En 1945, los británicos liberaron el campo. Bivas acabó en un orfanato de Belgrado y llegó por fin a Israel en 1948. Asentarse en el "hogar judío" no fue fácil ni para Bivas, ni para muchos otros supervivientes del Holocausto, cuyo sufrimiento no sería reconocido hasta años más tarde. A Bivas lo instalaron primero en los inmensos campos de refugiados en los que durante años vivieron los judíos mizrajíes, los que venían de los países árabes. Tras una breve estancia en un kibutz, Bivas acabó durmiendo en la calle en Jerusalén, donde otra vez le tocó pasar hambre.
Poco a poco logró poner en pie su nueva vida. Se casó, se hizo policía y tuvo tres hijos. Fue hace 10 años cuando decidió hablar por primera vez de lo que vivió durante la shoah. "Aquí la gente no nos entendía [a los supervivientes]. Además, yo no quería imponer ese pasado a mi familia".
Hoy, Bivas, vestido con una camisa vaquera, a juego con los pantalones, revive todo esto en casa de su hijo Asher en Jerusalén. Cada uno de sus hijos ha heredado el nombre de los familiares muertos en el Holocausto. Durante tres horas y media de entrevista, Bivas habla en ladino -el español de los judíos sefardíes- , escenifica de pie varios pasajes de su vida y hasta canta con voz triste algunas de las canciones que aprendió en Bergen-Belsen. "Todavía hoy es como si me quemara por dentro cuando me acuerdo de todo esto".

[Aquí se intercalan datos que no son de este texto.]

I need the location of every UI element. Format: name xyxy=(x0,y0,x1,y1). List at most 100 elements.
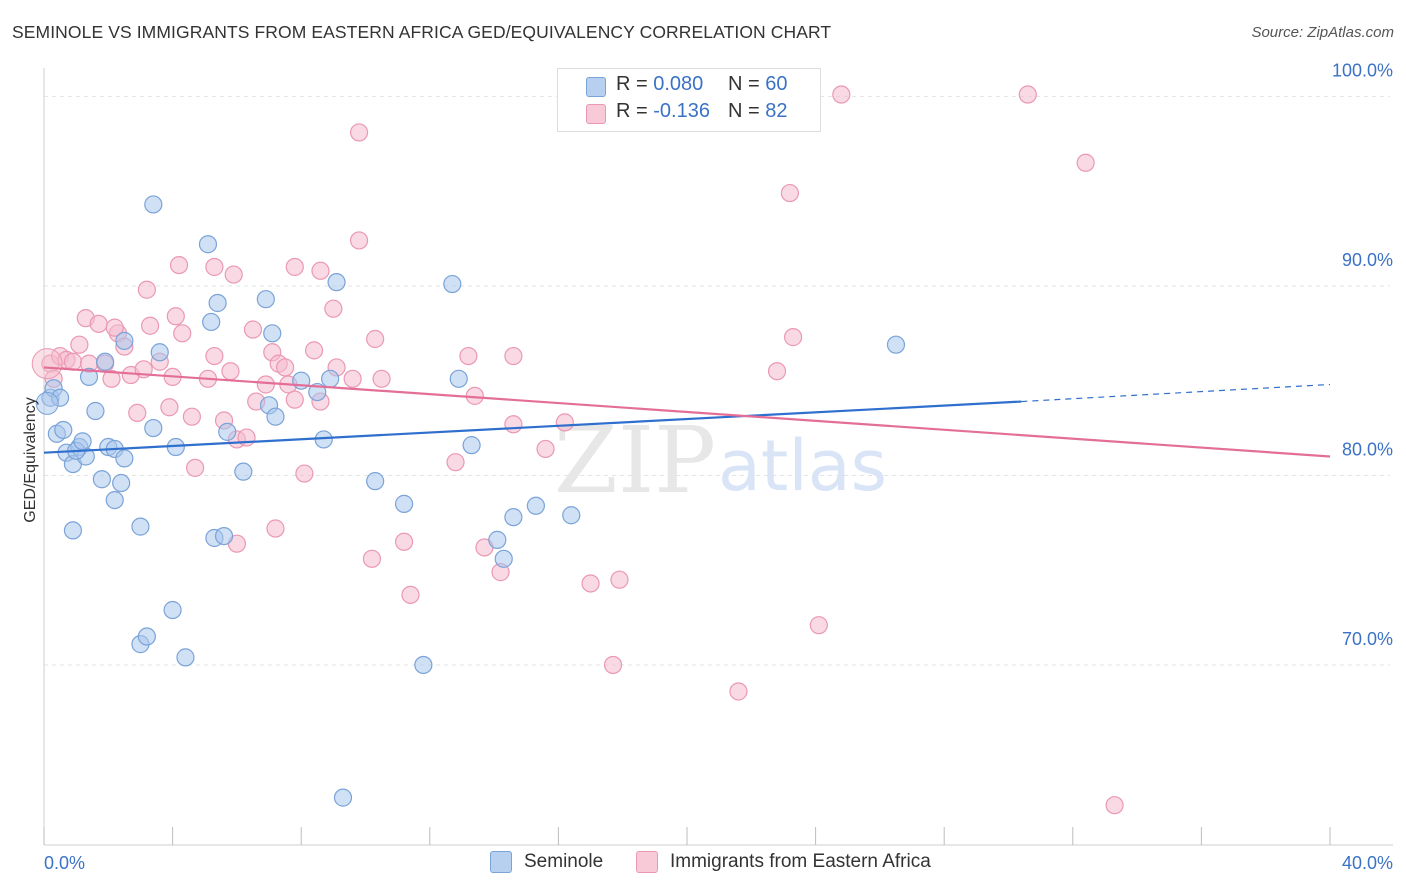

Apenas un recuerdo consigue arrancarle la sonrisa. Los ojos de Bivas reviven cuando habla de schwester Betty, la enfermera judía que le cuidó. "Esa mujer tenía una sonrisa más bonita que la de la Mona Lisa. Cuando me miraba, se me olvidaba el dolor". Bivas buscó a Betty durante más de 60 años. Hace dos, la encontró. Betty es hoy una mujer muy mayor que, como él, vive en Jerusalén. Cuando Bivas entró en casa de Betty y vio por fin a la enfermera de la sonrisa-bálsamo le besó las manos. Ahora cada viernes la llama para desearle un feliz sabbat.
Decir lo indecible
- Claude Lanzmann (París, 1925) dedicó las nueve horas de su película Shoah a decir lo indecible. Le llevó 12 años rodarla, aunque en realidad le ha dedicado toda una vida. No podía ser menos. El proyecto titánico de intentar explicar el Holocausto solo se podía abarcar desde una postura tan radical como la que propone Lanzmann. Shoah (divida para el consumo en dos DVD) no es un documental cualquiera, sino una obra cumbre del cine y de la humanidad.